Errors and alerting for concurrent monitors

Compared to standard monitoring, the way errors are generated for concurrent monitors works slightly differently. Standard monitoring typically follows a sequence of Ok (green) - Unconfirmed error (yellow) - Confirmed error (red) for the generation of errors, with alerts being generated after a specified number of confirmed errors for any given monitor. For concurrent monitors, however, errors are generated differently. In this article, we’ll take a deep-dive into how a concurrent monitors generates errors. Keep in mind that once the errors have been generated, the alerting works the same way as for standard monitoring.

Concurrent error thresholds

When creating a concurrent monitor (or setting an existing monitor to concurrent mode), you’ll be required to fill out two new fields: Unconfirmed error threshold and Confirmed error threshold. Additionally, a concurrent monitor requires a minimum of 3 high-availability checkpoints, or 5 checkpoints from the complete set to be selected. Together, those settings determine the circumstances under which the monitor check receives an Ok, unconfirmed error, or confirmed error status. In short, a concurrent monitor will report errors if the number of checkpoints that individually detect an error exceeds the set thresholds.

As an example, let’s look at an Https monitor, which has an unconfirmed error threshold of 30%, a confirmed error threshold of 50%, and 10 checkpoints selected.

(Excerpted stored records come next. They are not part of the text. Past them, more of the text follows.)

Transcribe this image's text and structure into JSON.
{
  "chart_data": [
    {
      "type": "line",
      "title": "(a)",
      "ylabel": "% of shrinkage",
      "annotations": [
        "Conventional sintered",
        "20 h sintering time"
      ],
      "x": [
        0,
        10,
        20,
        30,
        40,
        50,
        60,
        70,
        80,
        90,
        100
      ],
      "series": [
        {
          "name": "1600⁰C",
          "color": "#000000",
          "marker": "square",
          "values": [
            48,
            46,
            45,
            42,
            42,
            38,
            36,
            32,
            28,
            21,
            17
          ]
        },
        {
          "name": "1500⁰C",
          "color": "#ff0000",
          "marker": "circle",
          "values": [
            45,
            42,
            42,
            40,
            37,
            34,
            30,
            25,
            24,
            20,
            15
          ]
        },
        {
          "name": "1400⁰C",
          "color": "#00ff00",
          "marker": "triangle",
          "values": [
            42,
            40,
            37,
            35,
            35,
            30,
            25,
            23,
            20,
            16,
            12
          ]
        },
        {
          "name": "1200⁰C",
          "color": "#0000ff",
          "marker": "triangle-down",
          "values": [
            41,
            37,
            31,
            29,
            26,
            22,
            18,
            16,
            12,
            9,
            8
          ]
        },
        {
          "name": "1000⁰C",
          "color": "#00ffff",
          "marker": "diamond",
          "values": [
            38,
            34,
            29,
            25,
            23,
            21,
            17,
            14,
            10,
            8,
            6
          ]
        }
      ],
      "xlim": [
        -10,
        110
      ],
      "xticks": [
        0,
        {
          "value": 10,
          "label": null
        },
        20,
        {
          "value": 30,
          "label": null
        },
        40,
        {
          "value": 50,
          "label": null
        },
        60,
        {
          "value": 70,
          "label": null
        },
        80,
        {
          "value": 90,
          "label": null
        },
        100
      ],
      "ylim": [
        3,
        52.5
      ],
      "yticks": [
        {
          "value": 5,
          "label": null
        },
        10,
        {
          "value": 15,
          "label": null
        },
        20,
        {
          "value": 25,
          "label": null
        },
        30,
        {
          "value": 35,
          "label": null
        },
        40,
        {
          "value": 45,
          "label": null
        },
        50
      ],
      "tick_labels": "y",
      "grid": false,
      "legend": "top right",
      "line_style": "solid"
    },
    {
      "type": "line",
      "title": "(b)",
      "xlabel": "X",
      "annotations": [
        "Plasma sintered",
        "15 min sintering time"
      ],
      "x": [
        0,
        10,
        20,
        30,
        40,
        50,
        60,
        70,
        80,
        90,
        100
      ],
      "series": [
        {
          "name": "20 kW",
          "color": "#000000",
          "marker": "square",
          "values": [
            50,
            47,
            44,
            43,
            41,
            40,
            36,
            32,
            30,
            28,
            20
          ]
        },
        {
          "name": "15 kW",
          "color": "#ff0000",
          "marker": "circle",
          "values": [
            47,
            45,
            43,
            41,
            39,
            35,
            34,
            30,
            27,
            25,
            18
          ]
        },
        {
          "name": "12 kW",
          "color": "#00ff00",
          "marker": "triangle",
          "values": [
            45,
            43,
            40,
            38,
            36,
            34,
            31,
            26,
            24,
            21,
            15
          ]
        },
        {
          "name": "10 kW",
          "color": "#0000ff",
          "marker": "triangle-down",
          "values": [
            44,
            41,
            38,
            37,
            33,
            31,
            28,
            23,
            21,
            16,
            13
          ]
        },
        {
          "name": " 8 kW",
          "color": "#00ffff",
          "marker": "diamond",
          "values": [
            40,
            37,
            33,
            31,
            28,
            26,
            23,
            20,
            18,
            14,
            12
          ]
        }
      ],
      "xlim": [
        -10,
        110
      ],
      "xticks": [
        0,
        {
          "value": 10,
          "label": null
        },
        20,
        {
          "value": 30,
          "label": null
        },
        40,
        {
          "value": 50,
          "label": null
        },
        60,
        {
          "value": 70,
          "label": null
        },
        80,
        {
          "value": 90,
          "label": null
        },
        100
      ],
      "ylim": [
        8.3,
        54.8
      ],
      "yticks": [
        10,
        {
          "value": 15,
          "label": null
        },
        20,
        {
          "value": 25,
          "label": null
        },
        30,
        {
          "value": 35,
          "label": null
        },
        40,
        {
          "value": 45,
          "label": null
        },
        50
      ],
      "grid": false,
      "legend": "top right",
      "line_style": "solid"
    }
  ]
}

Under normal circumstances, each of the selected checkpoints individually would return an ok result - none of the checkpoints that execute the test concurrently detect an error, meaning the error percentage is 0%. In such cases, the concurrent monitor overall result is Ok.
If two of the selected checkpoints detect something wrong, the error percentage is 20% (since 2/10 selected checkpoints detected an error). Since neither error threshold is met, the overall check result is still reported as Ok.
In the case that four of the selected checkpoints detect errors, the error percentage becomes 40%. This exceeds the unconfirmed error threshold (at 30%), but not the confirmed error threshold (50%). The overall check result will be unconfirmed, and therefore will not trigger any alerting under any circumstances.
When five (or more) checkpoints individually detect an error, the error percentage starts matching or exceeding the confirmed error threshold. In this case, the overall result will immediately registered as a confirmed error. That means that such errors can trigger alerting, depending on the settings in your alert definitions.

In the example image below, you can see that two of the six selected checkpoints (or ~33%) have reported an error. That exceeds the threshold for unconfirmed errors (25% in this example), but not the threshold for confirmed errors (set to 50%). That means that the overall check result is unconfirmed, and will not generate any alerts.

In other words, concurrent monitoring does not double-check its errors in the same way standard monitors do. A standard monitor, upon detecting an error, will immediately perform the test again from a different checkpoint location to confirm the error. For concurrent monitoring, we exceed that robustness by performing the check from multiple locations at the same time. If a certain amount of them come up as errors, it’s safe to assume that the error is genuine.

Note: the individual monitor checks do not follow the regular Ok - Unconfirmed - Confirmed scheme of errors. Instead, individual checks will be either Ok (green) or Confirmed (red). Since the status of your monitor is decided based on the error thresholds you’ve set, an individual confirmed error will not cause any alerting by itself.

Considering checkpoint downtime

Since our global network of checkpoints is quite expansive, some downtime is unavoidable. Primarily due to regular maintenance, but sometimes for other reasons, certain checkpoints may be unavailable for executing your monitor check. In the event this happens for one of the checkpoints you have selected for your concurrent monitor while a check is running, the overall check result will display a gray ? icon for that specific checkpoint. The individual check for that checkpoint will be inconclusive, and we will not take it into account when calculating whether the number of errors from the individual checks exceeds the error thresholds.